When a group meets, it pays to devote two to three minutes at the start of every meeting to recap previous efforts and share a vision for the future.
This does not mean you revisit the previous meeting’s entire agenda. Projects would never move forward if you did that. But taking a few minutes to share where things are at or what has happened since the last meeting can be beneficial.
To be clear, a recap is different than sending out meeting notes or minutes (which should be distributed after each gathering). But if you assume that everyone in the meeting has read the previous meeting notes, you are likely to be disappointed. (No judgment here. It’s reality.)
Even if everyone reads the notes and were at the last meeting, they will appreciate a reminder of what is going on, where things are headed, and what needs to be done.
After all, people make better decisions when they have context for the questions, needs, or purpose.
Start your recap with a statement of purpose, declare why you are meeting. Dignify past efforts by briefly providing the facts: the who, what, when, why. Let them know what needs attention and action today.

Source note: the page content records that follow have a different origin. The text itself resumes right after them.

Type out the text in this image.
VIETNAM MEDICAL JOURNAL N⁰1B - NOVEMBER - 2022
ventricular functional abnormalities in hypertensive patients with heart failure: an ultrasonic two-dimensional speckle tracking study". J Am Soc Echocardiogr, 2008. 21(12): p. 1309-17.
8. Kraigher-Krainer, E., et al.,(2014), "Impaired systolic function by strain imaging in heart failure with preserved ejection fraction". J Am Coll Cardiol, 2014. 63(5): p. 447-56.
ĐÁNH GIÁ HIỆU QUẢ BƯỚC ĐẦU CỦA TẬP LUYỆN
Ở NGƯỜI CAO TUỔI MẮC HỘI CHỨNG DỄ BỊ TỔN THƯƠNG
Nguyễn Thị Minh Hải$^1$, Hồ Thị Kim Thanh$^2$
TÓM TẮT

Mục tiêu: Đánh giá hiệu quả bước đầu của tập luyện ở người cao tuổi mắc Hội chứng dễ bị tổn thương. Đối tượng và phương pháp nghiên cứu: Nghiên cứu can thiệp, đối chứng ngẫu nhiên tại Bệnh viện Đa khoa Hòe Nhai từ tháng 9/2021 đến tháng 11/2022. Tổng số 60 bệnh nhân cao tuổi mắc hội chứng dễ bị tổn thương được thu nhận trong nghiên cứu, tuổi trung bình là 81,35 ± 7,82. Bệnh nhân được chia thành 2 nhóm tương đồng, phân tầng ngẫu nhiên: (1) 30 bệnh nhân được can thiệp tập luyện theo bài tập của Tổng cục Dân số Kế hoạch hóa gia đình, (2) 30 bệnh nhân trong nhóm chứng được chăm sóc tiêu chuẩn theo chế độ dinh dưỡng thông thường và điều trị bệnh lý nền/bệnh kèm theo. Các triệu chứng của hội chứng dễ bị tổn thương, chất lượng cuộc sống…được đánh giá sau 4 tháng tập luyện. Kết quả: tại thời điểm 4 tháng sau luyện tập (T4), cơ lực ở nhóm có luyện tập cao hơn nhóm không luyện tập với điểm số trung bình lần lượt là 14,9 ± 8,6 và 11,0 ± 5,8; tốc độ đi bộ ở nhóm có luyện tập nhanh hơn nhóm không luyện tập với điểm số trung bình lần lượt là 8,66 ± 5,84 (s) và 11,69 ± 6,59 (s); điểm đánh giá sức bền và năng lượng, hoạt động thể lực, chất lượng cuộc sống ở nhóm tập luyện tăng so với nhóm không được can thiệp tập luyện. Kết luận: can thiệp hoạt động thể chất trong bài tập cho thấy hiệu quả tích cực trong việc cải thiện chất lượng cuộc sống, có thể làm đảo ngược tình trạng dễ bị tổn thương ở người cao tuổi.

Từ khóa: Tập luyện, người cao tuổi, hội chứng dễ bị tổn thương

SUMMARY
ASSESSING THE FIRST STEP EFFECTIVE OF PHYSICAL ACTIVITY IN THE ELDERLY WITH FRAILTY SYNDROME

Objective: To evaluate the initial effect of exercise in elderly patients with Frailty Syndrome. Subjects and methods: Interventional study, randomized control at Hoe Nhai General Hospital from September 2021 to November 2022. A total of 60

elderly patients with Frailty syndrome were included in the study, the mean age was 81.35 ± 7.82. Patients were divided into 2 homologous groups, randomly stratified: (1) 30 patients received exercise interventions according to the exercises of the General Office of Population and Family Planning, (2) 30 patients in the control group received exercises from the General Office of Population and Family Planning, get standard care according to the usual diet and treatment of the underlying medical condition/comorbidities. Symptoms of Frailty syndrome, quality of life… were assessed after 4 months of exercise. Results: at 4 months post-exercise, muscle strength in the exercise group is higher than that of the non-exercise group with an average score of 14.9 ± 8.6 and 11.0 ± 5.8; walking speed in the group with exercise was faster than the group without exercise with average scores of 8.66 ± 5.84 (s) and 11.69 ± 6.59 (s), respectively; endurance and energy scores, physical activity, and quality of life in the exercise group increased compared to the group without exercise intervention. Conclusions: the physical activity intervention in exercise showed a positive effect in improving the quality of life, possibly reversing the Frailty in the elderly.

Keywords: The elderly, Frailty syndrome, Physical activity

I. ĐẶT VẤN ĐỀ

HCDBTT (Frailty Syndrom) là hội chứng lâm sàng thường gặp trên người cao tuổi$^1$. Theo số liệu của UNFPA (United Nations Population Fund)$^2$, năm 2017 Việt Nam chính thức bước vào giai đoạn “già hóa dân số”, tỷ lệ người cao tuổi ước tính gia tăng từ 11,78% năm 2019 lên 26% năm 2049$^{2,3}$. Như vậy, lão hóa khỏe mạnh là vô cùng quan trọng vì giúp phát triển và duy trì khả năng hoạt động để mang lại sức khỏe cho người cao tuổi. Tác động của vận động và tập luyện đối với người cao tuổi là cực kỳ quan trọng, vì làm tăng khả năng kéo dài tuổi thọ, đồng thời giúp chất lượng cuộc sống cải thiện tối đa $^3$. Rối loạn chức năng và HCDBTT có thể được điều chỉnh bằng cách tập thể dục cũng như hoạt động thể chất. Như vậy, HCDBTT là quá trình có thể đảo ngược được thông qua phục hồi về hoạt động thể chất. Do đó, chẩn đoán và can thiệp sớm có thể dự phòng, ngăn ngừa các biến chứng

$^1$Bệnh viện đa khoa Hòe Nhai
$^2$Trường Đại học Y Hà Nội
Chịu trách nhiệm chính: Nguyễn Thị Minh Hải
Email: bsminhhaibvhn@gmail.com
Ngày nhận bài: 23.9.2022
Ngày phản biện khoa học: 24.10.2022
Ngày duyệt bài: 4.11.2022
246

This statement can be part of each agenda and read by someone at the start of each meeting. The brief summary allows everyone to move as a team and step into the role of decision maker. It serves as a friendly reminder of why the group has gathered and keeps everyone focused on what is important at the moment.
There’s another way to look at it is like this. To move forward as a team, you should:
Identify purpose + Summarize steps taken + Identify desired outcome
If you want to make progress, it’s always worth taking a step or two backwards to recap.